Reading the Gospel story of the blind man of Jericho (Mark 10:46-52) never fails to inspire my own faith in the Lord Jesus. For this Lent, especially appropriate to the Year of Faith that we are celebrating, I wish to contemplate with you this passage from scripture.

Bartimaeus, the blind beggar, had spent much of his life without sight. He had heard about Jesus of Nazareth and all the wonderful things Jesus had said and done – he knew that Jesus had a reputation among the people as a healer.

Many modern people including Catholics know about Jesus but, like Bartimaeus, through various circumstances of life have not yet encountered Him personally. If we allow it, this Year of Faith can be that opportune time for each one of us to encounter the person of the Risen Lord.

When he heard that Jesus was nearby, Bartimaeus tried to call out to Him: “Son of David, have pity on me.” The title that Bartimaeus chose to address Jesus is significant. Instead of just “Jesus” he used ‘Son of David’ which was reserved for the One who is awaited by the Jewish people – the Messiah of God.

Bartimaeus’ humble cry revealed his faith to all around him – that he recognised Jesus as the Holy One promised for the salvation of Israel.

The hope that God cares for us is etched into the human heart. Even if we have fallen away from the Church, or because of scandal grown distant from our Catholic past – this desire for God is still present within us.

I pray that you will never ignore this longing for God’s love, and allow it to move you. In turn, God will reciprocate by drawing near, like Jesus to Bartimaeus.

It is a fact that this desire can be suppressed by others. Just as Bartimaeus was scolded and ordered to remain quiet, we too may find ourselves being told to stay silent about God. If Bartimaeus had obeyed the bystanders, he would have remained blind.

What about us? Sometimes our culture or the climate that we live in may discourage us from expressing our desire for God – but we have to imitate the blind beggar and call out to Jesus despite the obstacles in our way. We must not be content to remain blind to God’s presence in our world.

We are told how Bartimaeus reacted when he heard Jesus summoning him: “Throwing off his cloak, he jumped up and went to Jesus” (v. 51).

If only we have the same eagerness when we are called to be close to God! What kind of risk are we willing to take as followers of Jesus? What is our own insecurity that needs to be cast off before we can be free to approach Christ in our lives?

Even when face-to-face with God, we have to decide about our own destiny. God does not presume to choose on our behalf.

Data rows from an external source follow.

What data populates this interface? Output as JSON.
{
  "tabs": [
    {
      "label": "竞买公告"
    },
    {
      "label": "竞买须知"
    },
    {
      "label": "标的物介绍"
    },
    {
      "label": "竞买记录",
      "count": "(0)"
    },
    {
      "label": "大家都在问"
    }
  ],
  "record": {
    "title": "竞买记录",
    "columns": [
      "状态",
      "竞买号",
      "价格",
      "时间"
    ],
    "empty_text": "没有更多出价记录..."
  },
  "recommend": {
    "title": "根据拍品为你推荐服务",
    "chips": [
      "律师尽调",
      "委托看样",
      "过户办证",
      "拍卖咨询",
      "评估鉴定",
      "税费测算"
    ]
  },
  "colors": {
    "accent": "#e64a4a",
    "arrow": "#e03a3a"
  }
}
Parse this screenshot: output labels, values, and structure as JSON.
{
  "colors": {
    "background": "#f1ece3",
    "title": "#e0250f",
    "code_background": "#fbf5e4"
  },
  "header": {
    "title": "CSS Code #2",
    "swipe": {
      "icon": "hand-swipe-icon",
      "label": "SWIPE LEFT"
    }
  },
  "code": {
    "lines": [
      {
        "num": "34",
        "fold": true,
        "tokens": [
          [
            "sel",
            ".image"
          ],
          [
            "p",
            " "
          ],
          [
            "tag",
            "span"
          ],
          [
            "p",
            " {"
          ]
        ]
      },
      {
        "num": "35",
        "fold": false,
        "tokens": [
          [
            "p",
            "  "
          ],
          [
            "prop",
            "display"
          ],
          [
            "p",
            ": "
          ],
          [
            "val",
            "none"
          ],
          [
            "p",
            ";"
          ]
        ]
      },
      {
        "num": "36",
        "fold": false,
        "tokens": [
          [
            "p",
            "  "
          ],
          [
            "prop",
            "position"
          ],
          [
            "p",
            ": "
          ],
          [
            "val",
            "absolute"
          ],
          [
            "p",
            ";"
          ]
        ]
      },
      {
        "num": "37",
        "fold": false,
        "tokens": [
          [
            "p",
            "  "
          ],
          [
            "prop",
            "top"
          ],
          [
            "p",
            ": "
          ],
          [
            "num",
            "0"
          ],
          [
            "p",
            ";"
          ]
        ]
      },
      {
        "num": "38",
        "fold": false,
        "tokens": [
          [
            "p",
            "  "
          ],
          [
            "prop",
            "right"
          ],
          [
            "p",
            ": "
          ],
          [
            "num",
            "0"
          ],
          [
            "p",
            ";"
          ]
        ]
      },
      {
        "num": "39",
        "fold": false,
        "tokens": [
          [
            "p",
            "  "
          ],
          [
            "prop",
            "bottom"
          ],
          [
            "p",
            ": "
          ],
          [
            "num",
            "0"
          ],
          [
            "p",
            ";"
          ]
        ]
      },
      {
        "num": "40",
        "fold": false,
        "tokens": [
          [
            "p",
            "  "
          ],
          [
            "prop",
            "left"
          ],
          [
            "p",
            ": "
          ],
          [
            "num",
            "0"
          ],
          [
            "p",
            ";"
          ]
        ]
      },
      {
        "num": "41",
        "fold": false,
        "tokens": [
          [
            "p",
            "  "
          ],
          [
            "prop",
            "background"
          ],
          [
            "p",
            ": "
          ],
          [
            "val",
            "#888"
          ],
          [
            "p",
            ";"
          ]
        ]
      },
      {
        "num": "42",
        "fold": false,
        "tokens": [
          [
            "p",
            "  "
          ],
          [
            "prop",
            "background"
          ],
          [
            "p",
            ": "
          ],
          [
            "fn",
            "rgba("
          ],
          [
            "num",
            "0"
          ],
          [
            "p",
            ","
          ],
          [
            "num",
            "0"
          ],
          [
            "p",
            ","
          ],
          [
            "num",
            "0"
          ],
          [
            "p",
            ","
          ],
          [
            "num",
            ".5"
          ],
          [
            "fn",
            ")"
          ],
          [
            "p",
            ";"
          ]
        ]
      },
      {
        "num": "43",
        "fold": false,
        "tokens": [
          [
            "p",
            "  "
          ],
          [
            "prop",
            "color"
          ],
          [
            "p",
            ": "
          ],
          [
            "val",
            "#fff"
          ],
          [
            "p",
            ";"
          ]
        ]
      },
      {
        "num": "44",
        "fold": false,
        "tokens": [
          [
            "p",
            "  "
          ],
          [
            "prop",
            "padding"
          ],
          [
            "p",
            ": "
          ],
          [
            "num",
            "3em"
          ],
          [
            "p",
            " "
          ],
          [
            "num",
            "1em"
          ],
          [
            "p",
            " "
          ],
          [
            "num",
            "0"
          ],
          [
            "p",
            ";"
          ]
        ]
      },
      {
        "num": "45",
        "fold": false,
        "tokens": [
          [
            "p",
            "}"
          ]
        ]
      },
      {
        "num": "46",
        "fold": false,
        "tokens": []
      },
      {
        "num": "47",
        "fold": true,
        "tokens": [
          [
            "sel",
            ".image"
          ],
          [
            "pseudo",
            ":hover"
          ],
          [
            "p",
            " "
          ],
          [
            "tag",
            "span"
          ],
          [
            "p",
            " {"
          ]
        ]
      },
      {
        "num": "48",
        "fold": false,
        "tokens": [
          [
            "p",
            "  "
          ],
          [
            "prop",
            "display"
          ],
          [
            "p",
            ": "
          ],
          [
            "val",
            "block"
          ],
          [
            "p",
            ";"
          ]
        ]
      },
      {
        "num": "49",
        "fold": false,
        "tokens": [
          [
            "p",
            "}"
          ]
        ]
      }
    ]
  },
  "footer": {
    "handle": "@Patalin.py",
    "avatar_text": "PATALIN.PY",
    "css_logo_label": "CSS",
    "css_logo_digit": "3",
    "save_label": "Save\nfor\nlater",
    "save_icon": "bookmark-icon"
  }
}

“What do you want me to do for you?” Jesus asked Bartimaeus. I wonder what your answer will be when God poses the same question to you? Will your request come from the bottom of your heart, like the blind beggar?

I invite you during this Lenten season to examine your life: have you lost something very important that you wish returned? It could be innocence, joy, a treasured relationship, a good attitude to life, or even faith itself.

Have the bold spirit of Bartimaeus and ask Jesus: “Master, let me see again.” I believe that the Lord’s life giving power – that restores light to our darkness – will not disappoint you.

Then we will have Easter joy as Bartimaeus did, following the Master and living first-hand the saving love of God through faith in Christ Jesus. That will be Good News indeed!

I extend my blessing to you and your families and loved ones. May you have a blessed Lent and a joyous Easter.